Yıllık beklenen enflasyon seyrine baktığımızda ise uzun süre sonra ekonomistlerin beklentilerini minik de olsa törpülediklerini gördük. Bunun devamı için gıda fiyatlarındaki iyileşmenin sürdürülebilir olması, kurda yeni bozulma olmaması, yeni vergi yükü oluşmaması ve emtia fiyatlarında arz yönlü bir şok yaşanmaması gerekiyor. Bu durumda yılı %10'un altında kapamak mümkün olacak. Eylül - Kasım arasında bir yerde yeniden ara zirve yapacak manşet enflasyon Aralık ayında yapacağı 'baza bağlı dip' ile yılı noktalayacak.
Gıda komitesi kararları ve sigaraya bile vergi artışı yapmayışımız da bu kez ekonomi yönetiminin aynı yöne baktığını gösteriyor. Bunu da önemli bir not olarak yazmakta fayda var.
MERKEZİN GÖZÜNDEN VE DİĞERLERİ
Merkez bankası kendi ifadesi ile,
''Enflasyon görünümünde belirgin bir iyileşme sağlanana kadar para politikasındaki sıkı duruş sürdürülecektir''
Bu durumda, aylık düşüşlere aldırış etmeden politika üretirse, bankanın artık düşen enflasyona karşı şahince görünebilme imkanı eline geçecek. Reel faizin arttığını gören piyasa oyuncuları herhangi bir dış faktör olmadığı takdirde bunu faizlerdeki 'beklenen enflasyon' primini silerek gösterecek. Bu da bankanın 2 çeyrek sonra 'sıkı para politikasının' meyvelerini toplayabilmesine yardımcı olacak.

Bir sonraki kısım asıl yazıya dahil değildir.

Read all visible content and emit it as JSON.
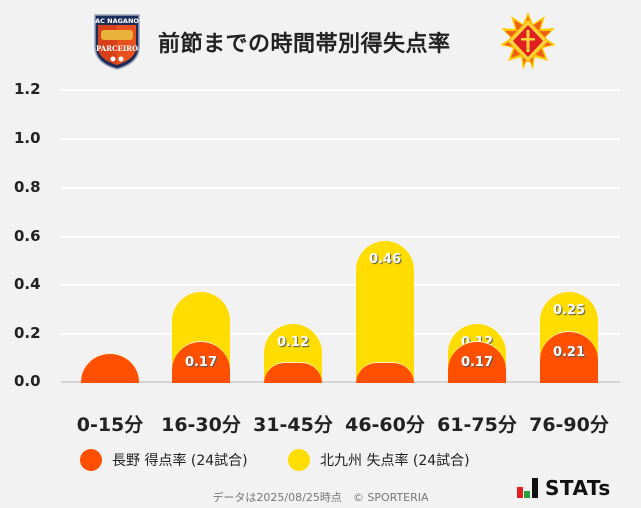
{
  "header": {
    "title": "前節までの時間帯別得失点率",
    "left_logo": "AC NAGANO PARCEIRO",
    "left_logo_top": "AC NAGANO",
    "left_logo_bottom": "PARCEIRO"
  },
  "colors": {
    "nagano": "#ff4f00",
    "kitakyushu": "#ffdd00",
    "background": "#f2f2f2"
  },
  "chart_data": {
    "type": "bar",
    "title": "前節までの時間帯別得失点率",
    "categories": [
      "0-15分",
      "16-30分",
      "31-45分",
      "46-60分",
      "61-75分",
      "76-90分"
    ],
    "series": [
      {
        "name": "長野 得点率 (24試合)",
        "color": "#ff4f00",
        "values": [
          0.08,
          0.17,
          0.04,
          0.04,
          0.17,
          0.21
        ],
        "labels": [
          "",
          "0.17",
          "",
          "",
          "0.17",
          "0.21"
        ]
      },
      {
        "name": "北九州 失点率 (24試合)",
        "color": "#ffdd00",
        "values": [
          0.0,
          0.25,
          0.12,
          0.46,
          0.12,
          0.25
        ],
        "labels": [
          "",
          "",
          "0.12",
          "0.46",
          "0.12",
          "0.25"
        ]
      }
    ],
    "xlabel": "",
    "ylabel": "",
    "ylim": [
      0,
      1.2
    ],
    "yticks": [
      "1.2",
      "1.0",
      "0.8",
      "0.6",
      "0.4",
      "0.2",
      "0.0"
    ],
    "grid": true,
    "legend_position": "bottom",
    "overlapping_bars": true
  },
  "legend": {
    "items": [
      {
        "label": "長野 得点率 (24試合)",
        "color": "#ff4f00"
      },
      {
        "label": "北九州 失点率 (24試合)",
        "color": "#ffdd00"
      }
    ]
  },
  "footer": {
    "note": "データは2025/08/25時点　© SPORTERIA",
    "brand": "STATs"
  }
}
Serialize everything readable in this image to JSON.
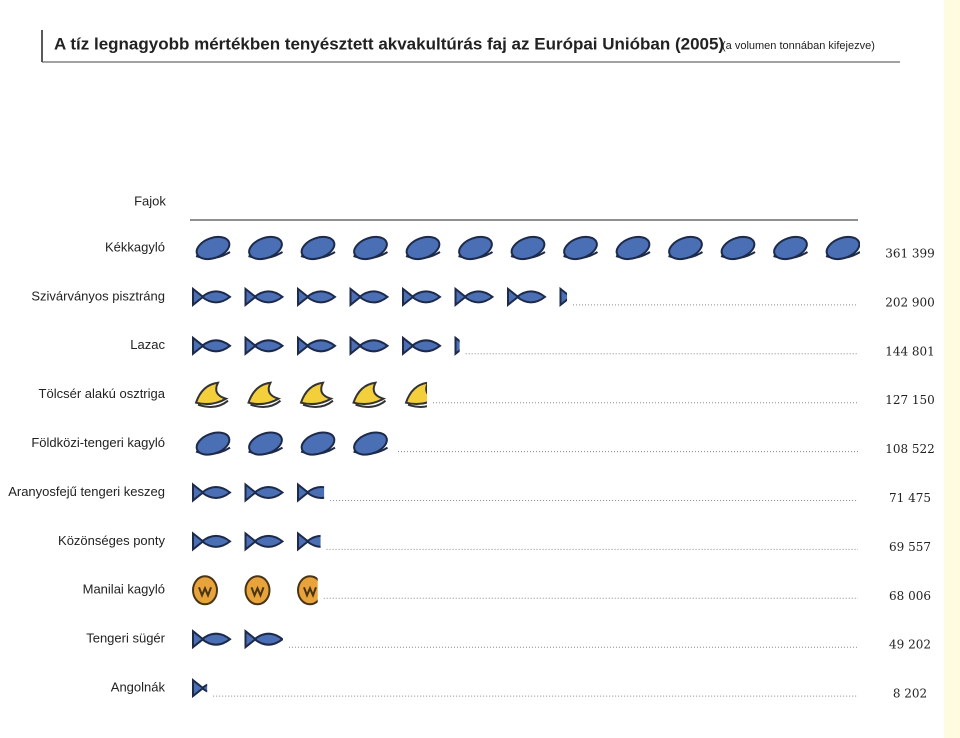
{
  "chart_data": {
    "type": "pictogram",
    "title": "A tíz legnagyobb mértékben tenyésztett akvakultúrás faj az Európai Unióban (2005)",
    "subtitle": "(a volumen tonnában kifejezve)",
    "y_label": "Fajok",
    "categories": [
      "Kékkagyló",
      "Szivárványos pisztráng",
      "Lazac",
      "Tölcsér alakú osztriga",
      "Földközi-tengeri kagyló",
      "Aranyosfejű tengeri keszeg",
      "Közönséges ponty",
      "Manilai kagyló",
      "Tengeri sügér",
      "Angolnák"
    ],
    "values": [
      361399,
      202900,
      144801,
      127150,
      108522,
      71475,
      69557,
      68006,
      49202,
      8202
    ],
    "value_labels": [
      "361 399",
      "202 900",
      "144 801",
      "127 150",
      "108 522",
      "71 475",
      "69 557",
      "68 006",
      "49 202",
      "8 202"
    ],
    "icons": [
      "mussel",
      "fish",
      "fish",
      "oyster",
      "mussel",
      "fish",
      "fish",
      "clam",
      "fish",
      "fish"
    ],
    "colors": {
      "mussel": "#4a6fb5",
      "fish": "#4a6fb5",
      "oyster": "#f2cf3b",
      "clam": "#e8a33a"
    }
  }
}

Kredi faizleri düşürmenin de ekonomik aktörlerin fiyatlama davranışlarını daha rasyonel hale getirmenin de tek ve en güvenilir yolu bu: Enflasyon beklentilerini erozyona uğratmak.
Türk Lirası'ndaki değer kaybı beklentilerini dizginleyecek gelişme de bu olacaktır.
Peki piyasa bu duruşu ödüllendirecek ve Türk varlıklarına ilgi gösterecek mi?
Aşağıda reel faizler yönünden hiç de kötü bir noktada olmadığımızı görmek mümkün. Üstelik faiz artırım & azaltım döngülerine dikkat kesilmeli. Mevcut seviyelerin önemi olduğu kadar eğilimler de önemli. TCMB her ikisinde de avantajlı. Bu konumunu ne kadar sürdüreceği ve bunun iletişimini nasıl yapacağı ve politikayı da hangi araçlar ile yürüteceği önemli olacak.
İşler uzun süre sonra lehimize dönüyor.